Exporters told ET the online portal stopped accepting applications from 2 pm on June 3 without warning.
“It was not fair to apply the cut-off date without giving a prior notice to the exporters and putting the same in the public domain when government was aware that many exporters could not even lodge the application as the system was not working,” the All-India Sugar Trade Association (AISTA) said in a letter to food secretary Sudhanshu Pandey on June 6.
The earlier order had not mentioned any cut-off date and the order needed to be rescinded because of this, said the note, which has been reviewed by ET. AISTA declined to comment on the letter.
Traders had contracted 9 million tonnes of sugar exports before the ban. Mills had dispatched 8.2 million tonnes, of which 7.8 million tonnes had already been shipped, according to government data.
Exporters have also objected to the pro rata allocation of quota among applicants.
“Just in two days, applications for 23.10 lakh tonnes were filed. Those exporters who had filed inflated applications got higher export quotas, whereas the genuine exporters suffered,” said the letter.
“We also find that a quota has been allocated to the exporters who do not have a track record of export in the past,” the letter said. Some mills said they had forward contracts with exporters but couldn’t get release orders as they were unable to apply on the portal.
“We could not upload our application even after trying continuously for four days and from different systems,” said Rahul Patil, assistant vice president, Balaji Sugar and Chemicals from Bijapur in Karnataka. “Finally, as I could upload my application on Tuesday, I hope that the government will come out with a second list of export quota.”

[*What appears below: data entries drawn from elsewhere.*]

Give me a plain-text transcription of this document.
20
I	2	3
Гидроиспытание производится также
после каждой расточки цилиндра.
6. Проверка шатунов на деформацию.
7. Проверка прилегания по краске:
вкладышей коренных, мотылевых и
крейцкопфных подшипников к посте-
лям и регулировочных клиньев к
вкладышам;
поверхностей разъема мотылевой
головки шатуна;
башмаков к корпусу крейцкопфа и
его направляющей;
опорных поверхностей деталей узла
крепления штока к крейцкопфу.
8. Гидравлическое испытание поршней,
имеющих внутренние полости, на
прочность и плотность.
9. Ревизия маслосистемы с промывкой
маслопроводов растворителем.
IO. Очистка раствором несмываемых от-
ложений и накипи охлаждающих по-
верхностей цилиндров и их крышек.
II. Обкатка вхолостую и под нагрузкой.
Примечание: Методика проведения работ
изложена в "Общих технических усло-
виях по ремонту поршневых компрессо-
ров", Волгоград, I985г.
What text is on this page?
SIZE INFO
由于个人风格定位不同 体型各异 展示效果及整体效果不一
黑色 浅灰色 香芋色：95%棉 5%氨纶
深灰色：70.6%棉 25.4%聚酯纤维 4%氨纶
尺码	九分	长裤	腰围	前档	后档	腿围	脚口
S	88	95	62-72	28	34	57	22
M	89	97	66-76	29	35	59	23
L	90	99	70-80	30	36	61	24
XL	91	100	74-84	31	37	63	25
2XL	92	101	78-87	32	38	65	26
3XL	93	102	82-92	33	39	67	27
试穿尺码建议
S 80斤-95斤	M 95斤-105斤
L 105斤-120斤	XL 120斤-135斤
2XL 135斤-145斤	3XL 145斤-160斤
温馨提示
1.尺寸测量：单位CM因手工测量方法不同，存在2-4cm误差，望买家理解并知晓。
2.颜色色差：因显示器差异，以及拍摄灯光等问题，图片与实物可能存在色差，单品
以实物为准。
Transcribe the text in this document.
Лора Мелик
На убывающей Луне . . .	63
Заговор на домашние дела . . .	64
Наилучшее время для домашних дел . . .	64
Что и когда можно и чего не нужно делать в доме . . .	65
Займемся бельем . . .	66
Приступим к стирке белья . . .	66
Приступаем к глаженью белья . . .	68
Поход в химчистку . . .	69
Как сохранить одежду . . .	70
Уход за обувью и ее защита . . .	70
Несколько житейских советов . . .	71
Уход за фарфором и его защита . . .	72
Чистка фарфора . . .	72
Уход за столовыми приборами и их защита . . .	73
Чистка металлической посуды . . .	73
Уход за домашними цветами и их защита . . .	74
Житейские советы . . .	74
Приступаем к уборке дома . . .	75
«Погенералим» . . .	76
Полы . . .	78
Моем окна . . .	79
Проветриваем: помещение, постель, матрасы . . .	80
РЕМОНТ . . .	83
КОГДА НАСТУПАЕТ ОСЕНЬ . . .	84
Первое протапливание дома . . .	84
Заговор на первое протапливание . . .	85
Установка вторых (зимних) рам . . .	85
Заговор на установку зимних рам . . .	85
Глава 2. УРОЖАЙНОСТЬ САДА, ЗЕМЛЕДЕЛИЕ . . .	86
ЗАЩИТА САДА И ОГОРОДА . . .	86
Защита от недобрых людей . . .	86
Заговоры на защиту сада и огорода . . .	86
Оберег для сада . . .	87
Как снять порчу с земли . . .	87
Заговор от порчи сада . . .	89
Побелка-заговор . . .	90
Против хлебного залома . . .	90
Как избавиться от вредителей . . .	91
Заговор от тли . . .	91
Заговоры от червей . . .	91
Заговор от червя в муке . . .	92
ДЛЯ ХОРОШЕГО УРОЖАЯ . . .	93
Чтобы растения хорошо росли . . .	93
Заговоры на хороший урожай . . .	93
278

AISTA also said that raw sugar export applications were inflated.
“Our estimate is that nearly 20 lakh tonnes of sugar export application is for raw sugar, whereas only 5 lakh tonnes of raw sugar is lying at the port. There is not so much raw sugar in the country,” it said in the letter.
The exporters have demanded that the government should take stern action if an exporter’s contract shows raw sugar and the corresponding purchase contract lists white sugar.